靳飛夾著尾巴灰溜溜逃走之後,三人離開了下注房,轉身來到賭坊隔壁的餐廳俱樂部。淩雲誌嘴中噙著吸管,吮吸了一口香檳,喜笑道:“天峰大哥,怎麽也來這裏啦,聽說《天下》中逍遙宮在洛陽城發展的不錯,你們那裏內外都繁忙,應該很忙吧。

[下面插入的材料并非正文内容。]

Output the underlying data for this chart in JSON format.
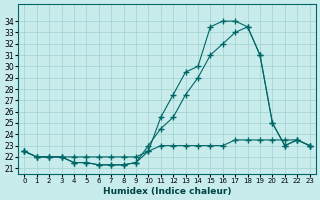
{
  "xlabel": "Humidex (Indice chaleur)",
  "ylabel": "",
  "bg_color": "#c8ecec",
  "grid_color": "#a0d0d0",
  "line_color": "#006666",
  "xlim": [
    -0.5,
    23.5
  ],
  "ylim": [
    21,
    35
  ],
  "yticks": [
    21,
    22,
    23,
    24,
    25,
    26,
    27,
    28,
    29,
    30,
    31,
    32,
    33,
    34
  ],
  "xticks": [
    0,
    1,
    2,
    3,
    4,
    5,
    6,
    7,
    8,
    9,
    10,
    11,
    12,
    13,
    14,
    15,
    16,
    17,
    18,
    19,
    20,
    21,
    22,
    23
  ],
  "curve1_x": [
    0,
    1,
    2,
    3,
    4,
    5,
    6,
    7,
    8,
    9,
    10,
    11,
    12,
    13,
    14,
    15,
    16,
    17,
    18,
    19,
    20,
    21,
    22,
    23
  ],
  "curve1_y": [
    22.5,
    22.0,
    22.0,
    22.0,
    21.5,
    21.5,
    21.3,
    21.3,
    21.3,
    21.5,
    22.5,
    25.5,
    27.5,
    29.5,
    30.0,
    33.5,
    34.0,
    34.0,
    33.5,
    31.0,
    25.0,
    23.0,
    23.5,
    23.0
  ],
  "curve2_x": [
    0,
    1,
    2,
    3,
    4,
    5,
    6,
    7,
    8,
    9,
    10,
    11,
    12,
    13,
    14,
    15,
    16,
    17,
    18,
    19,
    20,
    21,
    22,
    23
  ],
  "curve2_y": [
    22.5,
    22.0,
    22.0,
    22.0,
    21.5,
    21.5,
    21.3,
    21.3,
    21.3,
    21.5,
    23.0,
    24.5,
    25.5,
    27.5,
    29.0,
    31.0,
    32.0,
    33.0,
    33.5,
    31.0,
    25.0,
    23.0,
    23.5,
    23.0
  ],
  "curve3_x": [
    0,
    1,
    2,
    3,
    4,
    5,
    6,
    7,
    8,
    9,
    10,
    11,
    12,
    13,
    14,
    15,
    16,
    17,
    18,
    19,
    20,
    21,
    22,
    23
  ],
  "curve3_y": [
    22.5,
    22.0,
    22.0,
    22.0,
    22.0,
    22.0,
    22.0,
    22.0,
    22.0,
    22.0,
    22.5,
    23.0,
    23.0,
    23.0,
    23.0,
    23.0,
    23.0,
    23.5,
    23.5,
    23.5,
    23.5,
    23.5,
    23.5,
    23.0
  ]
}
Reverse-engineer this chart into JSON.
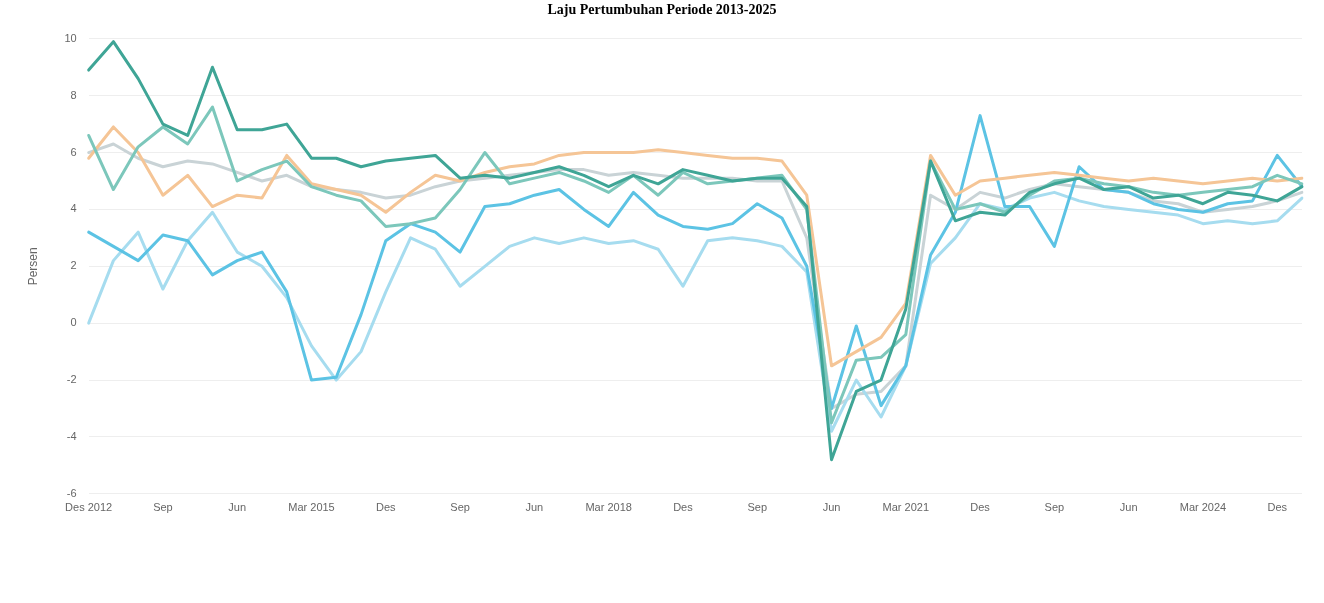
{
  "chart_data": {
    "type": "line",
    "title": "Laju Pertumbuhan Periode 2013-2025",
    "ylabel": "Persen",
    "categories": [
      "Des 2012",
      null,
      null,
      "Sep",
      null,
      null,
      "Jun",
      null,
      null,
      "Mar 2015",
      null,
      null,
      "Des",
      null,
      null,
      "Sep",
      null,
      null,
      "Jun",
      null,
      null,
      "Mar 2018",
      null,
      null,
      "Des",
      null,
      null,
      "Sep",
      null,
      null,
      "Jun",
      null,
      null,
      "Mar 2021",
      null,
      null,
      "Des",
      null,
      null,
      "Sep",
      null,
      null,
      "Jun",
      null,
      null,
      "Mar 2024",
      null,
      null,
      "Des",
      null
    ],
    "series": [
      {
        "color": "#3fa596",
        "values": [
          8.9,
          9.9,
          8.6,
          7.0,
          6.6,
          9.0,
          6.8,
          6.8,
          7.0,
          5.8,
          5.8,
          5.5,
          5.7,
          5.8,
          5.9,
          5.1,
          5.2,
          5.1,
          5.3,
          5.5,
          5.2,
          4.8,
          5.2,
          4.9,
          5.4,
          5.2,
          5.0,
          5.1,
          5.1,
          4.1,
          -4.8,
          -2.4,
          -2.0,
          0.5,
          5.7,
          3.6,
          3.9,
          3.8,
          4.6,
          4.9,
          5.1,
          4.7,
          4.8,
          4.4,
          4.5,
          4.2,
          4.6,
          4.5,
          4.3,
          4.8
        ]
      },
      {
        "color": "#7cc7bb",
        "values": [
          6.6,
          4.7,
          6.2,
          6.9,
          6.3,
          7.6,
          5.0,
          5.4,
          5.7,
          4.8,
          4.5,
          4.3,
          3.4,
          3.5,
          3.7,
          4.7,
          6.0,
          4.9,
          5.1,
          5.3,
          5.0,
          4.6,
          5.2,
          4.5,
          5.3,
          4.9,
          5.0,
          5.1,
          5.2,
          4.0,
          -3.5,
          -1.3,
          -1.2,
          -0.4,
          5.7,
          4.0,
          4.2,
          3.9,
          4.5,
          5.0,
          5.1,
          4.9,
          4.8,
          4.6,
          4.5,
          4.6,
          4.7,
          4.8,
          5.2,
          4.9
        ]
      },
      {
        "color": "#f5c596",
        "values": [
          5.8,
          6.9,
          6.0,
          4.5,
          5.2,
          4.1,
          4.5,
          4.4,
          5.9,
          4.9,
          4.7,
          4.5,
          3.9,
          4.6,
          5.2,
          5.0,
          5.3,
          5.5,
          5.6,
          5.9,
          6.0,
          6.0,
          6.0,
          6.1,
          6.0,
          5.9,
          5.8,
          5.8,
          5.7,
          4.5,
          -1.5,
          -1.0,
          -0.5,
          0.7,
          5.9,
          4.5,
          5.0,
          5.1,
          5.2,
          5.3,
          5.2,
          5.1,
          5.0,
          5.1,
          5.0,
          4.9,
          5.0,
          5.1,
          5.0,
          5.1
        ]
      },
      {
        "color": "#5cc3e4",
        "values": [
          3.2,
          2.7,
          2.2,
          3.1,
          2.9,
          1.7,
          2.2,
          2.5,
          1.1,
          -2.0,
          -1.9,
          0.3,
          2.9,
          3.5,
          3.2,
          2.5,
          4.1,
          4.2,
          4.5,
          4.7,
          4.0,
          3.4,
          4.6,
          3.8,
          3.4,
          3.3,
          3.5,
          4.2,
          3.7,
          2.0,
          -3.0,
          -0.1,
          -2.9,
          -1.5,
          2.4,
          3.9,
          7.3,
          4.1,
          4.1,
          2.7,
          5.5,
          4.7,
          4.6,
          4.2,
          4.0,
          3.9,
          4.2,
          4.3,
          5.9,
          4.8
        ]
      },
      {
        "color": "#a6dcef",
        "values": [
          0.0,
          2.2,
          3.2,
          1.2,
          2.9,
          3.9,
          2.5,
          2.0,
          0.9,
          -0.8,
          -2.0,
          -1.0,
          1.1,
          3.0,
          2.6,
          1.3,
          2.0,
          2.7,
          3.0,
          2.8,
          3.0,
          2.8,
          2.9,
          2.6,
          1.3,
          2.9,
          3.0,
          2.9,
          2.7,
          1.8,
          -3.8,
          -2.0,
          -3.3,
          -1.5,
          2.1,
          3.0,
          4.2,
          4.0,
          4.4,
          4.6,
          4.3,
          4.1,
          4.0,
          3.9,
          3.8,
          3.5,
          3.6,
          3.5,
          3.6,
          4.4
        ]
      },
      {
        "color": "#c9d3d6",
        "values": [
          6.0,
          6.3,
          5.8,
          5.5,
          5.7,
          5.6,
          5.3,
          5.0,
          5.2,
          4.8,
          4.7,
          4.6,
          4.4,
          4.5,
          4.8,
          5.0,
          5.1,
          5.2,
          5.3,
          5.4,
          5.4,
          5.2,
          5.3,
          5.2,
          5.1,
          5.1,
          5.1,
          5.0,
          5.0,
          3.0,
          -3.0,
          -2.5,
          -2.4,
          -1.5,
          4.5,
          4.0,
          4.6,
          4.4,
          4.7,
          4.9,
          4.8,
          4.7,
          4.6,
          4.3,
          4.2,
          3.9,
          4.0,
          4.1,
          4.3,
          4.6
        ]
      }
    ],
    "ylim": [
      -6,
      10
    ],
    "yticks": [
      -6,
      -4,
      -2,
      0,
      2,
      4,
      6,
      8,
      10
    ],
    "grid": "y",
    "marker": "none"
  }
}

”
劉思雨含蓄深沉,膽小又心細,淩雲誌心中清楚,如果自己當麵提起一些關於逍遙會的事情,以思雨的聰明機智很容易猜出邢天峰的身份,以她那種膽小怕事,多愁善感的性格,非嚇得失魂落魄,麵目全非,幾天幾夜都合不上眼,吃不下飯,睡不著覺,因此淩雲誌有意避開這些話題,滔滔不絕的說出口。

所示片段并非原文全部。